Berlin. . Der 42-jährige Jens Weidmann wird als Nachfolger von Axel Weber als Präsident der Deutschen Bundesbank gehandelt. Der Berater von Bundeskanzlerin Angela Merkel verbindet Stabilitäts- und Europaorientierung.

Angela Merkels wichtigster Mann lehnt irgendwo hinten an der Kabinenwand und steuert kurz ein Info-Detail bei, wenn die Kanzlerin ihn anspricht. Dann verschwindet Jens Weidmann bald und liest noch ein paar Akten. So war es oft, wenn Merkel auf dem Rückflug von Gipfeltreffen ein abendliches Plauderstündchen mit Journalisten abhielt. Nun könnte der 42-jährige Weidmann die Nachfolge von Axel Weber als Präsident der Deutschen Bundesbank antreten.

In Selbstverständnis und Auftreten ist der Wirtschaftsberater im Kanzleramt weniger Politiker als vielmehr politischer Beamter. Dieses Profil begünstigt seinen Wechsel zur Bundesbank, die auf Unabhängigkeit von der Politik bedacht ist. In diesen Tagen laufen zwischen Regierung und Opposition letzte Abstimmungen. In Kürze dürfte die Personalie verkündet werden.

Vorbehalte gegen Weidmann gibt es aber nicht nur aus der Opposition: Frank Schäffler, Finanzexperte der FDP-Bundestagsfraktion, sagte, er halte es mit der politischen Unabhängigkeit des Amtes als Bundesbank-Chef „nicht vereinbar“, dass jemand aus dem Kanzleramt direkt in diese Position wechsele. Ähnliche Stimmen sind auch aus dem rot-grünen Lager zu hören.

Ein Student Webers

Ausgelöst wird die Rochade durch Webers Entscheidung, weder eine zweite Amtszeit als Bundesbank-Präsident noch eine Kandidatur für den Chefsessel der Europäischen Zentralbank (EZB) anzustreben. Während die Ansprüche der Bundesregierung auf die Be­setzung des EZB-Chefs so unrealistischer geworden sind, braucht Merkel aber zumindest einen guten Ersatz für die Bundesbank.

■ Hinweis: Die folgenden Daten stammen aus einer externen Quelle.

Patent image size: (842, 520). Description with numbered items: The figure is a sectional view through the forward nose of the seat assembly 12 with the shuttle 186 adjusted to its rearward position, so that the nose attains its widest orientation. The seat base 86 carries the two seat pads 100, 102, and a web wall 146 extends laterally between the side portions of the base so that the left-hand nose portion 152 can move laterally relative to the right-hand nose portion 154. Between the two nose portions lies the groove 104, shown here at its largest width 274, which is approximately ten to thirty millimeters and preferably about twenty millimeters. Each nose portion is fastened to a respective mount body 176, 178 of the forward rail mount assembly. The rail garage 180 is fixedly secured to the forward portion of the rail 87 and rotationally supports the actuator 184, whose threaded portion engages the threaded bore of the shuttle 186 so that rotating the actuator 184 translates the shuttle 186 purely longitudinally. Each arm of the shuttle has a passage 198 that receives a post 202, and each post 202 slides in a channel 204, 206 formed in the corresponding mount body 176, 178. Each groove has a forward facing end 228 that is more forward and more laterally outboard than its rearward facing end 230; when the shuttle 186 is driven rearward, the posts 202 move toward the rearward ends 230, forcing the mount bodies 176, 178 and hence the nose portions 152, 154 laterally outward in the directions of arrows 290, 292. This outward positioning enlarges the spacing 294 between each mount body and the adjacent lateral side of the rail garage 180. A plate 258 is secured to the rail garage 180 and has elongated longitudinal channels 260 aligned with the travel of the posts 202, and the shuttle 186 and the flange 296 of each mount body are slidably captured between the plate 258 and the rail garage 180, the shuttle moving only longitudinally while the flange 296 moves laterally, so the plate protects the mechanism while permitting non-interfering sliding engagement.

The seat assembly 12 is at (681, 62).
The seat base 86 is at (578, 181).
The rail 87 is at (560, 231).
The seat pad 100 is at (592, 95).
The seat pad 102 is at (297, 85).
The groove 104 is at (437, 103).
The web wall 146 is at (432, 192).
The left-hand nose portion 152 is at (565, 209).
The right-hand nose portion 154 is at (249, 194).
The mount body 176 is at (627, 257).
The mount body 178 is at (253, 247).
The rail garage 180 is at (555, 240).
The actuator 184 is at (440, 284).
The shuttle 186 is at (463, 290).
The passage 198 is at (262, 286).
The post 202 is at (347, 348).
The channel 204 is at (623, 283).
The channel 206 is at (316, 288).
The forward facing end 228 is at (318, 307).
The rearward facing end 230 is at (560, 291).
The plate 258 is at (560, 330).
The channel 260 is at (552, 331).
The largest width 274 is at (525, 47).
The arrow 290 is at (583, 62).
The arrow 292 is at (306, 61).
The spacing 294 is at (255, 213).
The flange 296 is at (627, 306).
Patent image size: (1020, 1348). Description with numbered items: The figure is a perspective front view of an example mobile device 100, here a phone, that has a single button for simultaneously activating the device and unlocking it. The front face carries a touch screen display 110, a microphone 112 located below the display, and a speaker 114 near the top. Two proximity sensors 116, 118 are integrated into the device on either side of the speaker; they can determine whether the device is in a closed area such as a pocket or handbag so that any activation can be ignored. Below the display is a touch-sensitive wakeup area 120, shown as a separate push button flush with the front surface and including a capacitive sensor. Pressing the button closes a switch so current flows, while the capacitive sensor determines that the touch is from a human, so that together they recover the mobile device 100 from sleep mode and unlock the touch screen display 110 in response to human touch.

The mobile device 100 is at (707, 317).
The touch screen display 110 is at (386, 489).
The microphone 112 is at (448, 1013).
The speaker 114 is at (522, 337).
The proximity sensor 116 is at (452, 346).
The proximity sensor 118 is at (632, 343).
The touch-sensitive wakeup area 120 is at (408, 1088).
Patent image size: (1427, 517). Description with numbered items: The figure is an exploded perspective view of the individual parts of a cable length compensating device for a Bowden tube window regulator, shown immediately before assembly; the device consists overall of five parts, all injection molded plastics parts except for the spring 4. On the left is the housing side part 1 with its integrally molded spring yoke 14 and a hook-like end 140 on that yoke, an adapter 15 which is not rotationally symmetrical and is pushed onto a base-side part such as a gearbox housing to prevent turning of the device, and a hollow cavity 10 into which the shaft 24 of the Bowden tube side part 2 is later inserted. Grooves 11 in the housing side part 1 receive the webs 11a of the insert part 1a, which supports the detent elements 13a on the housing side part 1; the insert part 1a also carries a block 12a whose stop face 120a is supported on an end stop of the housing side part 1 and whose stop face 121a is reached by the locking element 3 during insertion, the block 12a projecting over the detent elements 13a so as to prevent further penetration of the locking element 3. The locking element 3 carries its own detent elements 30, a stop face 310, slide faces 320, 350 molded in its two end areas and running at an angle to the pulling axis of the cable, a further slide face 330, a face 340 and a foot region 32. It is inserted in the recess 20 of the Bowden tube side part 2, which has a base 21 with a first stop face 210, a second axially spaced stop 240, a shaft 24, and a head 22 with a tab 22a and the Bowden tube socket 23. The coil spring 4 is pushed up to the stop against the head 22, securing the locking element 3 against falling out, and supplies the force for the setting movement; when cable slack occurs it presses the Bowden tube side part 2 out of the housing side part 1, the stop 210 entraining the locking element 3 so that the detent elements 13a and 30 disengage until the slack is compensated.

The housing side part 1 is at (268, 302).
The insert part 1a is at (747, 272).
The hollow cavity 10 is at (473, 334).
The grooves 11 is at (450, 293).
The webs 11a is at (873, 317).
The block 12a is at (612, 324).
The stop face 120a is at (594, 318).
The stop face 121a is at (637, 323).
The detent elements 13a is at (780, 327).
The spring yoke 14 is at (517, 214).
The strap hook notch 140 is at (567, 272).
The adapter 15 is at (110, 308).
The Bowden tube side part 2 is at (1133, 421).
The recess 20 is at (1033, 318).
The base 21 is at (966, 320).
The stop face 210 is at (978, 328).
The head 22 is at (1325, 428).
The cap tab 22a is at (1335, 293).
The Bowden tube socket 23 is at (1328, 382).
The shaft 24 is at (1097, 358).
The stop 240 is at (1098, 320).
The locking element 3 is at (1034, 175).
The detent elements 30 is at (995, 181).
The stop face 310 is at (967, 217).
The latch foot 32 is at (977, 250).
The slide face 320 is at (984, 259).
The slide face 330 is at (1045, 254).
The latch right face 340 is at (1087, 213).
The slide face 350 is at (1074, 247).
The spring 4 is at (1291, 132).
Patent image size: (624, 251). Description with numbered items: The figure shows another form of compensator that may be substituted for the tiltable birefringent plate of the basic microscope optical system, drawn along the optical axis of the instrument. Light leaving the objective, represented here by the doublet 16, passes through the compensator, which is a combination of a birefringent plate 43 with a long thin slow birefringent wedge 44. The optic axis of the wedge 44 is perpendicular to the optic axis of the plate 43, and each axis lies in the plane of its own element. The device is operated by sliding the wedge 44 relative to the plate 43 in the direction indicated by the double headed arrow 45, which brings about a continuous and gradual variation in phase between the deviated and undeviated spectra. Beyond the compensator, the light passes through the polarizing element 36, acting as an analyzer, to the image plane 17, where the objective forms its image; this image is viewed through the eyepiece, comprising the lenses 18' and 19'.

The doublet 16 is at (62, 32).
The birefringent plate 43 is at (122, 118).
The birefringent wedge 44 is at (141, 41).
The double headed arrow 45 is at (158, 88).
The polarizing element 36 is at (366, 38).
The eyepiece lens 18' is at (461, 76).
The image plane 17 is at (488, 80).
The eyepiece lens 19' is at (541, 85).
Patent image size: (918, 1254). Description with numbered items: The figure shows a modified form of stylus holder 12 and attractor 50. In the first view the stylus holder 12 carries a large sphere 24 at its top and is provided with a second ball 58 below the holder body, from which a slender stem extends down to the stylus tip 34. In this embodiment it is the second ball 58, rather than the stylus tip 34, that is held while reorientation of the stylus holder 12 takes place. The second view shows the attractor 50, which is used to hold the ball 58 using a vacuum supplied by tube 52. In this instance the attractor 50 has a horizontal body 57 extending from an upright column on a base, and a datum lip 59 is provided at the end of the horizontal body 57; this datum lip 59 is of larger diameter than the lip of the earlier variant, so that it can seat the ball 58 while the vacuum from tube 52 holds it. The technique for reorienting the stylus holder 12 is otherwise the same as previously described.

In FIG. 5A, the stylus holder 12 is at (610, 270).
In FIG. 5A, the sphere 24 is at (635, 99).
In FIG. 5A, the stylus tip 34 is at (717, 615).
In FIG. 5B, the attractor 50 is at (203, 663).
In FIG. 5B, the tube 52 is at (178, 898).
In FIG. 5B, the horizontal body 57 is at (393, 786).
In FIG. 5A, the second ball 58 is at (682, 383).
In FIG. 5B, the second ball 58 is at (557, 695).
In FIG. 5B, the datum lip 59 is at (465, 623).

Jens Weidmann wuchs in Solingen auf, studierte Ökonomie unter anderem bei Axel Weber, als dieser noch Professor war, ging später zum Internationalen Währungsfonds und wurde dann Generalsekretär des Sachverständigenrates, der die Bundesregierung berät. Nach einer dreijährigen Station als Chef der geldpolitischen Abteilung der Bundesbank empfahl ihn Weber ans Bundeskanzleramt.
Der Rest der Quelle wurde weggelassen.